Christine Judith Nicholls
19 May 2017
Fantastic & important article Paul: it should be mandatory reading for EVERYONE involved in the AFL, no matter what their level.
With thanks, Christine
19 May 2017
We don't need more laws, Paul. All that needs to be done is to kick the offender out of the club and dock the Club CEO's salary by a few thousand bucks and that would sort it out in one hit.
19 May 2017
Having arrived on these shores over 50 years ago with my parents I never took to Aussie Rules despite going to two great footy playing schools. Fortunately I could play Rugby. I remember the late, witty Keith Dunstan and his 'Anti-Football League'. Despite having started with a match between Scotch and my alma mater and a few real gentlemen, like the Cordners; the late great Ted Whitten and Ron Barassi, having played, AFL exudes an atmosphere of yobbery, rife with racial vilification and general bad behaviour amongst its followers. It's not just misogynist. That would be bad enough. It's worse.
20 May 2017
A good article! However, I do not think that legislation is the answer to respecting women. In Australia and most other countries; women are not treated equally. Most men, including upper middle class and working class men are anti-feminist and misogynist. Most Australian men have a poor knowledge of feminist philosophy, especially classic books such as Simone De Beauvoir's 'The Second Sex' and Germaine Greer's 'The Female Eunuch'. Most footballers from all codes and competitions are only interested in women as sexual partners. Most of these men are also racial and religious bigots and have little respect for indigenous people and culture and homosexual people and members of the Islam religion.
22 May 2017
Re Mark Doyle's comments: with respect I suggest most Australian men are not misogynists but I think that there are some very nasty chauvinists out there and they are encouraged by what passes for a 'blokey, matey atmosphere' in various places, such as footy clubs. It's very much the same sort of atmosphere you would find among similar groups in the UK or USA, such as soccer hooligans or 'Archie Bunker' types. I agree that legislation is not 'the answer' although I do need to point out there is already appropriate legislation against sexual harassment and violence of all sorts which people are sometimes loath to put into practice. It needs to be. That is something all young boys and girls need to be taught. I think the best place for that is in the family and by example. I am vastly encouraged by the sort of atmosphere which exists in the Scandinavian countries where they have a far healthier attitude towards women and are much more truly egalitarian in this regard than we are. We can learn much from them. I don't think we are 'hopeless' here but I think we could be marked 'needs improvement'.
22 May 2017
For better or worse, sledging is part of the sporting life. Nothing will stop it. I copped it playing footy and cricket as a kid and soon realised my best response was to ignore it simply because I was no good at it. I would always think of a great response 18 hours later. Flippancy aside, sledging only works if it gets under the skin of the opposition. That's why they do it. It's easy to say "don't let it get to you" but much harder to do when you are the target. I doubt it can be regulated out of sport.
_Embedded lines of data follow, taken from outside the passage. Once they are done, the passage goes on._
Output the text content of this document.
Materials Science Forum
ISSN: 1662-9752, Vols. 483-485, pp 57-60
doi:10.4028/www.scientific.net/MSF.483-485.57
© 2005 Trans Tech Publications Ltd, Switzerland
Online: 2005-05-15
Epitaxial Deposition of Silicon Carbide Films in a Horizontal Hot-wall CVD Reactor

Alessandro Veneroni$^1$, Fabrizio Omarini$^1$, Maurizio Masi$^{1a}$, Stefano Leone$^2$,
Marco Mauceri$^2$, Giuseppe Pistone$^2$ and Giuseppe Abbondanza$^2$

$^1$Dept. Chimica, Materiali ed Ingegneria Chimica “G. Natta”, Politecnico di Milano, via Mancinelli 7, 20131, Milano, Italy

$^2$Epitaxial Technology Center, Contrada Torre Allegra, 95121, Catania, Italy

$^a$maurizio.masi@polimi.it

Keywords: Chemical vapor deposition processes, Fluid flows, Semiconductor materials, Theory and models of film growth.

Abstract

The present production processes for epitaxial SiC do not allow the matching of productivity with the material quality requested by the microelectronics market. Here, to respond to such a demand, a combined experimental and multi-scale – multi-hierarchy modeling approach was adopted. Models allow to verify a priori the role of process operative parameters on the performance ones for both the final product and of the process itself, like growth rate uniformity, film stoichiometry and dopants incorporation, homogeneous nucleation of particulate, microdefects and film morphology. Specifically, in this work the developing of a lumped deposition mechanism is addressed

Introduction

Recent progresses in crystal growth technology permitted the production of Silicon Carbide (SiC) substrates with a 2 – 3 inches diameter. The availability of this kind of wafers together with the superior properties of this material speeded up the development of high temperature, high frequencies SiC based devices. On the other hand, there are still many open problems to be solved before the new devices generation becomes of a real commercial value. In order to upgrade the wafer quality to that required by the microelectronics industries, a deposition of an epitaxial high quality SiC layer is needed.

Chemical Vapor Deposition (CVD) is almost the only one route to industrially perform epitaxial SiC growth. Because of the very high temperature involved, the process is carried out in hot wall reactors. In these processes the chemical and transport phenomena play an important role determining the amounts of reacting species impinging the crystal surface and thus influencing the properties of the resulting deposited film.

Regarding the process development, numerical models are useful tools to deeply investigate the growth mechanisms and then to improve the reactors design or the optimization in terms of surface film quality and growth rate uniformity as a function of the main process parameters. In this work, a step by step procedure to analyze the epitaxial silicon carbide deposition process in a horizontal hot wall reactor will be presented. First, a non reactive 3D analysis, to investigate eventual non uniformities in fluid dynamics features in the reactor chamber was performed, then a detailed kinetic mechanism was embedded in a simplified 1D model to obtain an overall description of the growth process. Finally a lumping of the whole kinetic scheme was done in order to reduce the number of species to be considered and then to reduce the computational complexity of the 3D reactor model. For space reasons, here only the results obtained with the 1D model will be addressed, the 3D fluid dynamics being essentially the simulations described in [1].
That would be asking too much and impossible to police. A good rule of thumb came from a TV sports journalist on the weekend. If you can't say it on the street, you can't say it on the sports field. That rules out vilification on racial or sexual orientation grounds and anything else that is illegal but still leaves a wide opening. Maybe we need to start with kids and teach them respect for their opponents and also for the referee/umpire/officials. Parents on the sidelines should set a high standard as well so as people grow up sledging becomes the exception. On the other hand, the behaviour of our political "leaders" in Question Time makes me wonder if sledging on the sporting field is such a big problem after all.